The service engaged well with service users and the community to plan and manage services.

Staff collected safety information.

University Hospitals Sussex NHS Foundation Trust was formerly called Western Sussex NHS foundation Hospital. It changed its name on 1 April 2021 when it acquired Brighton and Sussex NHS foundation Trust.

The trust has five hospitals – Worthing Hospital, St Richards Hospital, Royal Sussex County Hospital, Princess Royal Hospital and Southlands Hospital – which provide a full range of acute services.

When a trust acquires another trust in order to improve the quality and safety of care we do not aggregate ratings from the previously separate trust at trust level for up to two years. The ratings for the trust in this report are therefore based only on the ratings for Western Sussex NHS Foundation Trust.

Our normal practice following an acquisition would be to inspect all services run by the enlarged trust. However, given we were responding to concerns in the maternity and surgery core services we inspected only those services where we were aware of current risks. We did not rate the hospital overall. In our ratings tables we show all ratings for services run by the trust, including those from earlier inspections and from those hospitals we did not inspect this time.

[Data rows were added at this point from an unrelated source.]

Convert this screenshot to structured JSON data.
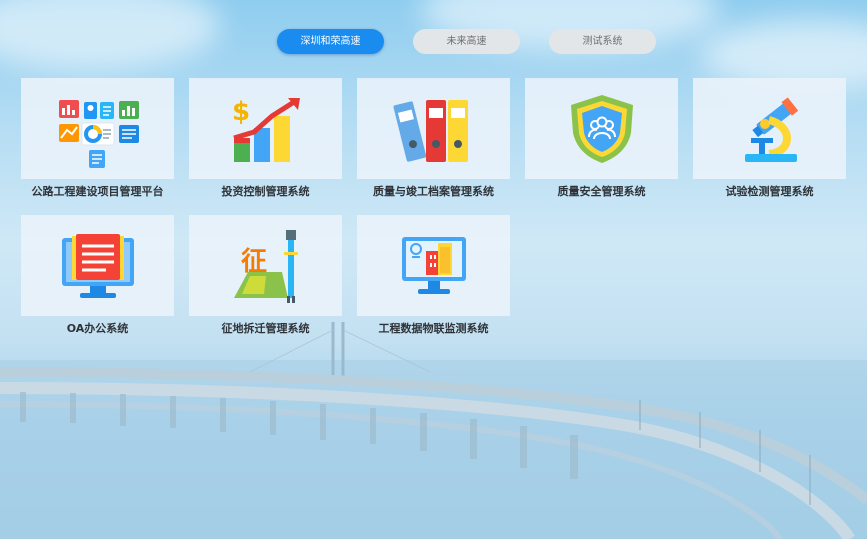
{
  "tabs": [
    {
      "label": "深圳和荣高速",
      "active": true
    },
    {
      "label": "未来高速",
      "active": false
    },
    {
      "label": "测试系统",
      "active": false
    }
  ],
  "systems": [
    {
      "label": "公路工程建设项目管理平台",
      "icon": "dashboard-icon"
    },
    {
      "label": "投资控制管理系统",
      "icon": "investment-chart-icon"
    },
    {
      "label": "质量与竣工档案管理系统",
      "icon": "archive-binders-icon"
    },
    {
      "label": "质量安全管理系统",
      "icon": "shield-icon"
    },
    {
      "label": "试验检测管理系统",
      "icon": "microscope-icon"
    },
    {
      "label": "OA办公系统",
      "icon": "office-monitor-icon"
    },
    {
      "label": "征地拆迁管理系统",
      "icon": "land-acquisition-icon"
    },
    {
      "label": "工程数据物联监测系统",
      "icon": "iot-monitor-icon"
    }
  ],
  "icon_glyphs": {
    "land": "征"
  },
  "colors": {
    "accent": "#1a8cf0",
    "tab_inactive": "#e3e6e9",
    "label": "#2f3338"
  }
}
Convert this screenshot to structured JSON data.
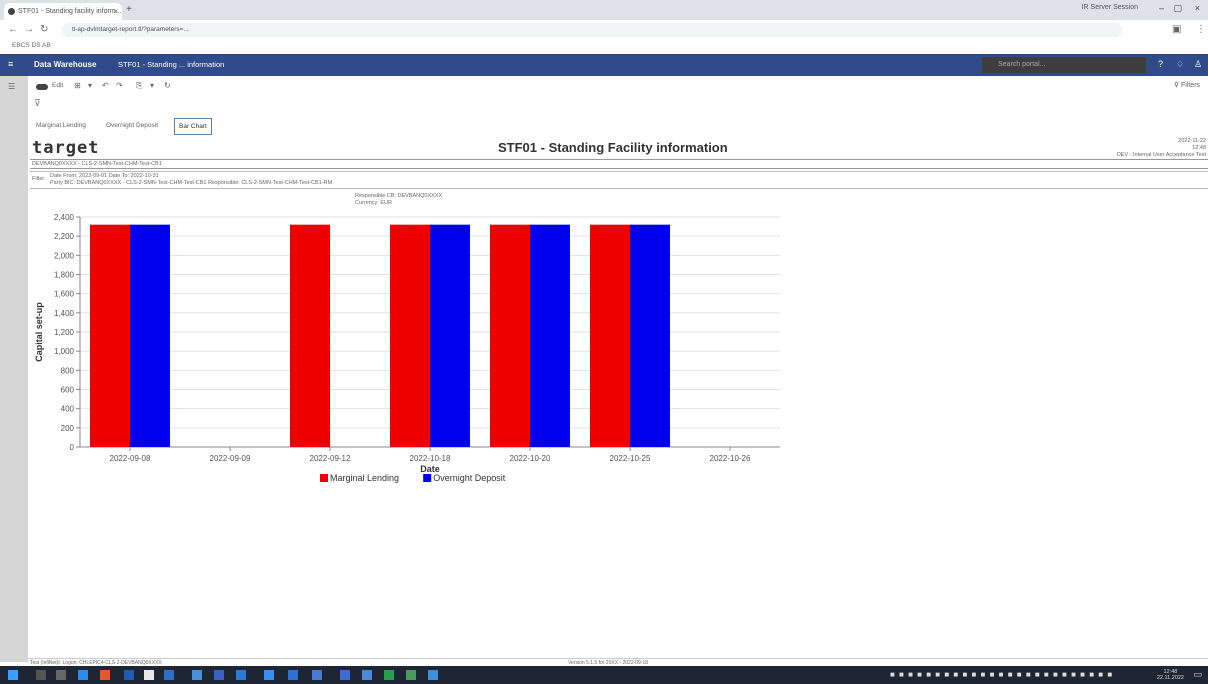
{
  "browser": {
    "tab_title": "STF01 - Standing facility inform...",
    "profile_label": "IR Server Session",
    "url": "tl-ap-dvlmtarget-report.tl/?parameters=...",
    "bookmark": "EBCS DS AB"
  },
  "app": {
    "name": "Data Warehouse",
    "breadcrumb": "STF01 - Standing ... information",
    "search_placeholder": "Search portal..."
  },
  "toolbar": {
    "edit_label": "Edit",
    "filters_label": "Filters"
  },
  "report_tabs": [
    {
      "label": "Marginal Lending"
    },
    {
      "label": "Overnight Deposit"
    },
    {
      "label": "Bar Chart"
    }
  ],
  "report": {
    "logo": "target",
    "title": "STF01 - Standing Facility information",
    "meta_date": "2022-11-22",
    "meta_time": "12:48",
    "meta_system": "DEV - Internal User Acceptance Test",
    "subheader": "DEVBANQ0XXXX - CLS-2-SMN-Test-CHM-Test-CB1",
    "filter_label": "Filter",
    "filter_line1": "Date From: 2022-09-01   Date To: 2022-10-31",
    "filter_line2": "Party BIC: DEVBANQ0XXXX - CLS-2-SMN-Test-CHM-Test-CB1  Responsible: CLS-2-SMN-Test-CHM-Test-CB1-RM",
    "param_responsible": "Responsible CB: DEVBANQ0XXXX",
    "param_currency": "Currency: EUR"
  },
  "chart_data": {
    "type": "bar",
    "title": "",
    "xlabel": "Date",
    "ylabel": "Capital set-up",
    "ylim": [
      0,
      2400
    ],
    "yticks": [
      0,
      200,
      400,
      600,
      800,
      1000,
      1200,
      1400,
      1600,
      1800,
      2000,
      2200,
      2400
    ],
    "categories": [
      "2022-09-08",
      "2022-09-09",
      "2022-09-12",
      "2022-10-18",
      "2022-10-20",
      "2022-10-25",
      "2022-10-26"
    ],
    "series": [
      {
        "name": "Marginal Lending",
        "color": "#ee0000",
        "values": [
          2320,
          0,
          2320,
          2320,
          2320,
          2320,
          0
        ]
      },
      {
        "name": "Overnight Deposit",
        "color": "#0000ee",
        "values": [
          2320,
          0,
          0,
          2320,
          2320,
          2320,
          0
        ]
      }
    ],
    "grid": true,
    "legend": "bottom"
  },
  "statusbar": {
    "left": "Test (InfiNet)t: Logon: CHLEPIC4-CLS-2-DEVBANQ0XXXX",
    "center": "Version 5.1.5 for 20XX - 2022-09-18"
  },
  "taskbar": {
    "time": "12:48",
    "date": "22.11.2022"
  }
}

How we carried out the inspection

During the inspection we spoke to 40 members of staff including maternity care assistants, administrators, nursery nurses, midwives, senior leaders, doctors and anaesthetists, health care assistants, medical students, doctors in training, nurses and allied health professionals. We attended four multidisciplinary meetings, reviewed 18 patients notes and ten prescription charts. We reviewed a variety of data and meeting minutes. Twenty staff have contacted the Care Quality Commission to share their views as they were not able to speak to us on the day of the inspection.